Big 5 Sporting Goods Company (NASDAQ: BGFV) stock has declined since reaching a high of $41.33 in November 2021, as both top and bottom lines continue to decline. Once team sports and live events resumed following the epidemic, the firm experienced a significant upswing. Nonetheless, 2022 was a difficult year for comparable sales, as inflationary pressures and economic uncertainties led consumers to reduce their discretionary spending. It is anticipated that these headwinds will persist moving forward. Big 5 continues to normalize while the top and bottom continue to collapse. This increases the dividend yield at the expense of falling share prices.
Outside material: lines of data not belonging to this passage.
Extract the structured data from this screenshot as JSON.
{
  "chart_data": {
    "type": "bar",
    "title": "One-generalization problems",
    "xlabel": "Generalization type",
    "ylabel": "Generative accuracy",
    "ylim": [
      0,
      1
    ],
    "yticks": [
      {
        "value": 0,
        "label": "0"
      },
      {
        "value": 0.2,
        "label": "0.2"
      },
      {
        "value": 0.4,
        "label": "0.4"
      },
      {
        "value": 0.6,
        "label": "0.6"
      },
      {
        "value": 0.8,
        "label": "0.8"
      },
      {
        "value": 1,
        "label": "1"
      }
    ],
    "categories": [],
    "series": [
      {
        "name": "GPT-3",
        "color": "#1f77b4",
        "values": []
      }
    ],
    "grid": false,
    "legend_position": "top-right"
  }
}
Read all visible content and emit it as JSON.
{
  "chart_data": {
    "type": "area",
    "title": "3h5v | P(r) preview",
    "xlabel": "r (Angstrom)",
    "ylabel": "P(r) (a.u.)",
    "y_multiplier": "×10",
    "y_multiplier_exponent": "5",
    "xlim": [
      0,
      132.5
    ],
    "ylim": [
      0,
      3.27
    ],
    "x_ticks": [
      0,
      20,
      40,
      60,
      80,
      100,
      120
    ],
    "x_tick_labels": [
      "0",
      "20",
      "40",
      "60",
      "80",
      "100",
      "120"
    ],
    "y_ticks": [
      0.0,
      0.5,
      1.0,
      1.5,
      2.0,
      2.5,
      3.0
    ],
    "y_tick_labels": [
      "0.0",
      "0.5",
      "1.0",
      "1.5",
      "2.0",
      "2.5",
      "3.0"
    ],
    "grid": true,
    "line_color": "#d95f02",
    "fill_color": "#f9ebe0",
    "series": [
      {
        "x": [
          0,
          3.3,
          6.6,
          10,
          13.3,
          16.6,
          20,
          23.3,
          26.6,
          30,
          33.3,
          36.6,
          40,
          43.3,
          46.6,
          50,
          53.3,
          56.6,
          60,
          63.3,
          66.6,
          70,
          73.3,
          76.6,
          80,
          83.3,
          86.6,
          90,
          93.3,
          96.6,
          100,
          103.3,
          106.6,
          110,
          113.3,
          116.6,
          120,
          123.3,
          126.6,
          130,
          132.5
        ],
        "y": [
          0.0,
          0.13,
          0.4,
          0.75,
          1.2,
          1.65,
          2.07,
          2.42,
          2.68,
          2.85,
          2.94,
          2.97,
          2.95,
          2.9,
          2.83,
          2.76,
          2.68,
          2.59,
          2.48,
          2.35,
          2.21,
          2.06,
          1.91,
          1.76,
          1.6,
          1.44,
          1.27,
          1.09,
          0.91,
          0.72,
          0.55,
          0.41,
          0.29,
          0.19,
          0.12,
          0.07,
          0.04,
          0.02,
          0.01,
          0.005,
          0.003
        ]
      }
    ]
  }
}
As conspicuous as a sore thumb
Big 5’s underperformance stands out like a sore thumb among the sports shops. Going into 2023, the sports retailing business has been primarily robust. In the past year, the Big 5 has decreased by fifty percent, while its contemporaries have witnessed double-digit growth. Throughout the last year, it has underperformed sports stores such as DICK’S Sporting Goods Inc. (NYSE: DKS) by 33%, Dilliard’s Inc. (NYSE: DDS) by 30%, Hibbett Inc. (NASDAQ: HIBB) by 38%, and Foot Locker Inc. (NYSE: FL) by 38%.
Big Five might be forced out by its competitors. On January 17, 2023, the business released downward guidance for Q4 2022 profit expectations. By the conclusion of the second quarter of 2022, it expects earnings per share to be between $0.07 and $0.08, compared to the $0.13 analyst expectation and much below its earlier prediction of $0.29.
Reduction Continues
Big Five reported their fiscal third-quarter 2022 earnings for the period ending September 2022 on February 28, 2022. The firm announced an earnings-per-share (EPS) result of $0.08, which was $0.01 more than anticipated. The net income was $1,7 million compared to $19.9 million in the same period last year. The revenue decreased (-9.7%) year-over-year (YoY) to $238.3 million from $273.4 million in the previous year’s comparable quarter. Same-store sales declined (-13.2%) YoY. Q4 merchandise margins decreased by 129 basis points year-over-year but are still up 300 basis points compared to Q4 2019.
Big 5 CEO Steven Miller stated, “Although our seasonal winter items have fared well thus far in the first quarter, macroeconomic conditions have continued to impair our consumers’ discretionary spending.” The firm will continue to place an emphasis on margins and maintain its agility to resist inflationary pressures.
Is the Dividend at Risk?
The dividend yield of over 12 percent is enticing, but sales growth continues to normalise, decreasing by roughly 10 percent. When EPS decreases, the company’s cash reserves are depleted by the substantial dividend payment. If EPS continues to decline, Big 5 might be forced to reduce its dividend. Yet, it continues to pay the $0.25 per share dividend as of the ex-dividend date of March 10, 2023.
Weekly Declining Triangle Reversal
The weekly candlestick chart for BGFV indicates the formation of a second lower falling triangle. A falling triangle is characterised by a flat base and successively decreasing highs that cross trendlines at the triangle’s apex. It is anticipated that the stock price will either decline through the lower flat trendline or break out through the falling diagonal trendline.
This weekly declining triangle began with the November 2022 high of $12.27. In the subsequent four weeks, BGFV reached an all-time low of $8.08. It precipitated a weekly market structure low (MSL) rebound through $9.02 to a January 2023 high of $10.52.
Each weekly candle’s rebound efforts produced lower highs, leading shares to retest the $8.12 trendline near the flat bottom once again. The weekly stochastic has crossed below the 20-band to test it.
The resistance of the weekly exponential moving average (EMA) continues to decline at $9.87, followed by the barrier of the weekly 50-period MA at $11.18. The levels of pullback support are $7.46, $6.82, $6.32, and $5.50.
These thoughts and opinions are those of the author and do not necessarily represent those of Nasdaq, Inc.